London – In den kommenden zwölf Monaten könnten in Großbritannien wegen des Lockdowns in der Coronakrise Forschern zufolge rund 20 Prozent mehr neu diagnostizierte Krebspatienten sterben als sonst in diesem Zeitraum. Zu diesem Schätzwert kommen die Wissenschaftler wegen der stark zurückgegangenen Aktivitäten bei der Diagnostik und Behandlung von Krebserkrankungen.
Die Analyse von Daten aus wichtigen Krebszentren in Großbritannien ergab demnach, dass die Zahl der Dringlichkeitsüberweisungen mit Verdacht auf Krebs von Hausärzten um 76 Prozent zurückging. Die Zahl der Chemotherapietermine schrumpfte um 60 Prozent im Vergleich zu dem Niveau vor der Pandemie.
Der Analyse zufolge starben vor COVID-19 rund 31.000 Menschen in Großbritannien mit neu diagnostiziertem Krebs binnen eines Jahres. Infolge der zurückgegangenen Diagnostik und Behandlung könnten es nun gut 6.000 mehr werden, wird in der Analyse unter Beteiligung des University College London (UCL) und der Forschungsstelle zu Behandlungsdaten für Krebspatienten DATA-CAN geschätzt. Beziehe man alle derzeit mit Krebs lebenden Menschen ein, könne die Zahl zusätzlicher Todesfälle auf etwa 18.000 steigen.
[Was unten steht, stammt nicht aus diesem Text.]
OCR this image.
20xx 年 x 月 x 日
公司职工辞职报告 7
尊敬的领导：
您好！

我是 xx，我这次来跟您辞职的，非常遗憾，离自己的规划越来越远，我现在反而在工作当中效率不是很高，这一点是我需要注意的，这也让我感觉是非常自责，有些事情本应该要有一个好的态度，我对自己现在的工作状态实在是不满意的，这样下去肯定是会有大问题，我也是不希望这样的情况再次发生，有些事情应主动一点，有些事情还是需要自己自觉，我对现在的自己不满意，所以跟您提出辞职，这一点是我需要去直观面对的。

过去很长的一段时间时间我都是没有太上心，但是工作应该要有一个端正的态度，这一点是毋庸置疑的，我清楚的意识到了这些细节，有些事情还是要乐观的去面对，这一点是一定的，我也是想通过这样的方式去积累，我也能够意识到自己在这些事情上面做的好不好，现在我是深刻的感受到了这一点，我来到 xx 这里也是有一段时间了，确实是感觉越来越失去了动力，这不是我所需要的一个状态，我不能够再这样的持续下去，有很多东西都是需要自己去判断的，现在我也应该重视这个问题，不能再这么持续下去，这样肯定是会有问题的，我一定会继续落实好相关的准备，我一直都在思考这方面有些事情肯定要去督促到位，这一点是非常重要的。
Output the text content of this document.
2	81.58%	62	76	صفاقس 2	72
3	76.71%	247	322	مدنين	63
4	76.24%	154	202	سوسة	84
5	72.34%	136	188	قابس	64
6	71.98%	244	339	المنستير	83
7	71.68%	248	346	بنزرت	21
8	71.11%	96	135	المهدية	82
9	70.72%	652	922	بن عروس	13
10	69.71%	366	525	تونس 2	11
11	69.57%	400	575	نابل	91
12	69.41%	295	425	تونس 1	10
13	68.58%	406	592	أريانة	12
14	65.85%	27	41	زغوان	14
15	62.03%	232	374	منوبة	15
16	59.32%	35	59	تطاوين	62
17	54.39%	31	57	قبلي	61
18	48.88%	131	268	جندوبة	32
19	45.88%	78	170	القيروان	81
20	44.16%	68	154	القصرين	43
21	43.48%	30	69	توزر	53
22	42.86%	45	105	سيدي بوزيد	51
Die Ergebnisse zeigten, welch „erhebliches Potenzial für unbeabsichtigte Folgen“ die Reaktion auf die COVID-19-Pandemie habe, sagte die führende Autorin der Studie, Alvina Lai vom Institut für Gesundheitsinformatik des UCL. Die Maßnahmen zur Eindämmung des Virus könnten sich negativ auf Patienten mit Krebs und anderen Erkrankungen auswirken. Es sei entscheidend, dass diese Patienten als Risikogruppe erkannt und entsprechend behandelt würden, so Lai.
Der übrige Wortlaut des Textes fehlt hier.